The petition for review is dismissed for lack of jurisdiction. So ordered.
1. 8 U.S.C. § 1227(a)(2)(A)(iii) provides that “[a]ny alien who is convicted of an aggravated felony at any time after admission is deportable.”
2. 8 U.S.C. § 1101(a)(43)(F) defines the term “aggravated felony” as “a crime of violence (as defined in section 16 of Title 18, but not including a purely political offense) for which the term of imprisonment [is] at least one year.”
3. The amendment appears to misstate the particular provisions pursuant to which petitioner was subject to removal. The INS charged that petitioner was subject to removal under section 237(a)(2)(A)(ii) of the INA for having been convicted of an aggravated felony. The appropriate statute for an aggravated felony, however, is section 237(a)(2)(A)(iii) of the INA, 8 U.S.C. § 1227(a)(2)(A)(iii). The INS further charged that petitioner was subject to removal under section 237(a)(2)(A)(iii) of the INA for having been convicted of a controlled substance offense. But the appropriate statute for a controlled substance offense, language from which the amendment includes, is section 237(a)(2)(B)(i) of the INA, 8 U.S.C. § 1227(a)(2)(B)(i). While multiple controlled substance offenses may amount to an aggravated felony, see Amaral v. INS, 977 F.2d 33 (1st Cir.1992), the amendment only charged a single controlled substance conviction.
4. Former section 212(c) of the INA, 8 U.S.C. § 1182(c), granted the Attorney General broad discretion to provide relief from exclusion and deportation to lawful permanent residents convicted of certain criminal offenses who had resided in the United States for seven consecutive years.

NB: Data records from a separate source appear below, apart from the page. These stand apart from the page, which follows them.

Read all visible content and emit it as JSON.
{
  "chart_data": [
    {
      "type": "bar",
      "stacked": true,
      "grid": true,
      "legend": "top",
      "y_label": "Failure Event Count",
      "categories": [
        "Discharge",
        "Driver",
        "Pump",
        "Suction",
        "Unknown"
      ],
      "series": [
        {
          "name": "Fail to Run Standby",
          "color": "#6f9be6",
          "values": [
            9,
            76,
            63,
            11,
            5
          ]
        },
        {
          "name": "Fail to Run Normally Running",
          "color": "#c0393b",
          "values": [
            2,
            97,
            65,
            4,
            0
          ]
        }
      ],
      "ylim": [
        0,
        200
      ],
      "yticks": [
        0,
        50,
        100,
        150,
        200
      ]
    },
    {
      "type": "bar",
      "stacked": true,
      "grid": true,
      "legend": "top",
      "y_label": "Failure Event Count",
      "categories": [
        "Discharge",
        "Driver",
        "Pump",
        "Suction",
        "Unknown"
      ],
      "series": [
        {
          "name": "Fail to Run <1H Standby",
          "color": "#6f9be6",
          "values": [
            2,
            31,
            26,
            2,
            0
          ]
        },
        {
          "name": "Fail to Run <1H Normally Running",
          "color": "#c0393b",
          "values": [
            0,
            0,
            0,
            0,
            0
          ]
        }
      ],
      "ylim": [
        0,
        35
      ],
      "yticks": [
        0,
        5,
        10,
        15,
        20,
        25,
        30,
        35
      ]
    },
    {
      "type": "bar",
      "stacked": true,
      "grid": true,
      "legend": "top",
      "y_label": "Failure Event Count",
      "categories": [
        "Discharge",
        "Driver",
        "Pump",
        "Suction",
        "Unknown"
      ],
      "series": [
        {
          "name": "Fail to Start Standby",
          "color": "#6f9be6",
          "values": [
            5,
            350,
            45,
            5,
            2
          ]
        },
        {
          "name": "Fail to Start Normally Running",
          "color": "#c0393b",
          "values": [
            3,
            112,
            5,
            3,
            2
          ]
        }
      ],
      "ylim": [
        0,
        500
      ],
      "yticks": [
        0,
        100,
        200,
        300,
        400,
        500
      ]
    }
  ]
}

In 1996, Congress passed the Illegal Immigration Reform and Immigrant Responsibility Act of 1996 (IIRIRA) which, inter alia, repealed section 212(c) and replaced it with a new form of discretionary relief, “cancellation of removal,” under section 240A of the INA, 8 U.S.C. § 1229b, which restricts eligibility for relief to a narrower class of candidates than did section 212(c). See Pub.L. No. 104-208, 110 Stat. 3009-546 (1996); INS v. St. Cyr, 533 U.S. 289, 297, 121 S.Ct. 2271, 150 L.Ed.2d 347 (2001). That class, so narrowed, does not include anyone “convicted of any aggravated felony.” Id. (quoting 8 U.S.C. § 1229b(a)(3)). In St. Cyr, the Supreme Court held that the repeal of section 212(c) by the IIRIRA did not apply retroactively to an alien who pled guilty to an aggravated felony prior to the repeal. Id. at 315, 121 S.Ct. 2271.
5. It appears that the wrong zip code had been provided, but petitioner asserted that Federal Express had the remaining proper information in order to deliver the brief.
LEVIN H. CAMPBELL, Senior Circuit Judge.